Lyme diseases is often suspected due to the above pictured "bullseye rash" that shows up after an infected tick bite.  Not all infections of Lyme disease result in such a rash, though.  The scientific name of this disease is Borrelia burgdorferi and it is carried by deer ticks.  Deer ticks are the "vector," meaning that they carry the disease from deer to humans and dogs, but they do not get sick with it.  It is not transmitted directly from deer to other species.  The infected organism is called a "host."

Fighting infectious diseases

Use word decoding to figure out what "antibiotics" do.  

Skill 6: What are antibiotics and how do they work?

Read the University of Utah's webpage below to learn how antibiotics work.

Be sure to read at least the first two sections, "What is an antibiotic?" and "Antibiotics seek out bacterial cells."  The rest of the page is optional to read if you are interested.

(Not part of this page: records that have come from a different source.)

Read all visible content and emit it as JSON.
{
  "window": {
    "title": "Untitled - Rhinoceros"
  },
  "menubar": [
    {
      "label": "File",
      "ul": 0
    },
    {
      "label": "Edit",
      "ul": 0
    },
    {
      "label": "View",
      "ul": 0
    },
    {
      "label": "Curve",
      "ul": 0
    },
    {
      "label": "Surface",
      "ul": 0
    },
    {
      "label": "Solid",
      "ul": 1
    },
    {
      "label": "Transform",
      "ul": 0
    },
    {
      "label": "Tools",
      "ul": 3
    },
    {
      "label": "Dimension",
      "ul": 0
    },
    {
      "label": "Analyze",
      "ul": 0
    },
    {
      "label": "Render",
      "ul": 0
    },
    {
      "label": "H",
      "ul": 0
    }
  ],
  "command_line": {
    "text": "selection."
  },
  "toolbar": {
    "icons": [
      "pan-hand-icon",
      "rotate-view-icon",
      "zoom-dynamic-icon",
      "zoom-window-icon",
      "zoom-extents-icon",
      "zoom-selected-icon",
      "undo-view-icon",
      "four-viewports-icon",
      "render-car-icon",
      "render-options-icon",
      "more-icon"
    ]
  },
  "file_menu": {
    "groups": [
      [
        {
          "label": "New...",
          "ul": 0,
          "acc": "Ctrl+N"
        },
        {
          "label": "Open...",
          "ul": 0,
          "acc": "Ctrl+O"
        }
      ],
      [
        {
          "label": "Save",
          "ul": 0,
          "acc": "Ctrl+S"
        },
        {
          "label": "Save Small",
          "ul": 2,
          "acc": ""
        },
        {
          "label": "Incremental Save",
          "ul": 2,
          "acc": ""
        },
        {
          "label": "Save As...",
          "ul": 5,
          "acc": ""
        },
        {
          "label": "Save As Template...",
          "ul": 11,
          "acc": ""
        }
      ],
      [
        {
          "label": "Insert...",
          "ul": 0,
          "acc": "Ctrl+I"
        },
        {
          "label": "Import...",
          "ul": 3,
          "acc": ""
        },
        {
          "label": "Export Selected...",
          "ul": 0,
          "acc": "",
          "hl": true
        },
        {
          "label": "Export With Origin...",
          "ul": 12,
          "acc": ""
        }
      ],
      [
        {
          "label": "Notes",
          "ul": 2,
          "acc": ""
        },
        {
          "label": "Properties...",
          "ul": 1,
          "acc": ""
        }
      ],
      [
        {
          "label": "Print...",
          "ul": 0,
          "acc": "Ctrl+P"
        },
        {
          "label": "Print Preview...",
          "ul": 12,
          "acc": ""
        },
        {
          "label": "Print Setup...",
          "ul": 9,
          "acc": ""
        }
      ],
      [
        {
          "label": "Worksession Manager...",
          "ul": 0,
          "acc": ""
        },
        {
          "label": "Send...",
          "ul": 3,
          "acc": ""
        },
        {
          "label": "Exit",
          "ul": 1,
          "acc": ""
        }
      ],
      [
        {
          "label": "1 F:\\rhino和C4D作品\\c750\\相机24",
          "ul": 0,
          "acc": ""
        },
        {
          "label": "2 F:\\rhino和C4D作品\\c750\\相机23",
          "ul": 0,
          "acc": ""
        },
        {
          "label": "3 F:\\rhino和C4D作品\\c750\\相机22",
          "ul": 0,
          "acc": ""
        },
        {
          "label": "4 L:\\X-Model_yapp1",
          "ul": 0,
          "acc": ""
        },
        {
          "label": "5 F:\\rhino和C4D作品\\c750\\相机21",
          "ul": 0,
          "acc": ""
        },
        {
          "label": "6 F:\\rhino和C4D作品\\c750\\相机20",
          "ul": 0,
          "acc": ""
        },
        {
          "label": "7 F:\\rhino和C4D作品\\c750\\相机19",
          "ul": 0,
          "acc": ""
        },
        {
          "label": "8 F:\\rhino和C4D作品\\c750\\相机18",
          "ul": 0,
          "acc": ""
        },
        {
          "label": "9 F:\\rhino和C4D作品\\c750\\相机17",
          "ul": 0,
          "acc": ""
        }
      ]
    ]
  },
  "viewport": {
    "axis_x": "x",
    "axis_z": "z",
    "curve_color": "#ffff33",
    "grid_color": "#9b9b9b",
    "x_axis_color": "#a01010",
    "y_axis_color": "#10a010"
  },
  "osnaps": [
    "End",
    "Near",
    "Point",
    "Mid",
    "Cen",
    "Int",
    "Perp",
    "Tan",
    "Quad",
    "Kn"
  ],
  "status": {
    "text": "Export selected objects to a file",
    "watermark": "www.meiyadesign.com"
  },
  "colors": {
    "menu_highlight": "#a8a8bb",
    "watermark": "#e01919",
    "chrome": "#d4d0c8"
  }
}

Now, explain why antibiotics have no effect on viruses.

Skill 7: Identify the basic steps the immune system uses to keep you free from infectious diseases.

Step 1: identify invaders

Antigens don't have the same carbohydrate markers on the outside that your own cells have, so your immune system can identify them as "not self."  Once the antigen, or invader, is identified as "not self," your immune system is triggered to attack.

Step 2: Catch them

Once the invaders are identified, antibodies "bind" the pathogens, or antigens.  You can picture them as police officers that handcuff a criminal to each of their own hands to keep them from getting away.

Step 3: Destroy them!

A "macrophage" is a type of white blood cell.  See if you can decode the word, "macrophage" to figure out what job they do as part of your immune system.

This is a real life example of endocytosis and exoctyosis.  Macrophages take the bacteria or viruses in, using endocytosis.  After they digest and destroy them, using decomposing enzymes, they expell the waste products through exocytosis.

Class activity - review the lytic and lysogenic cycles of virus reproduction

Compare and contrast with bacterial reproduction.

Story time

I will read some expcerpts from "Hot Zone" by Richard Preston.  It's a true story about the Ebola virus.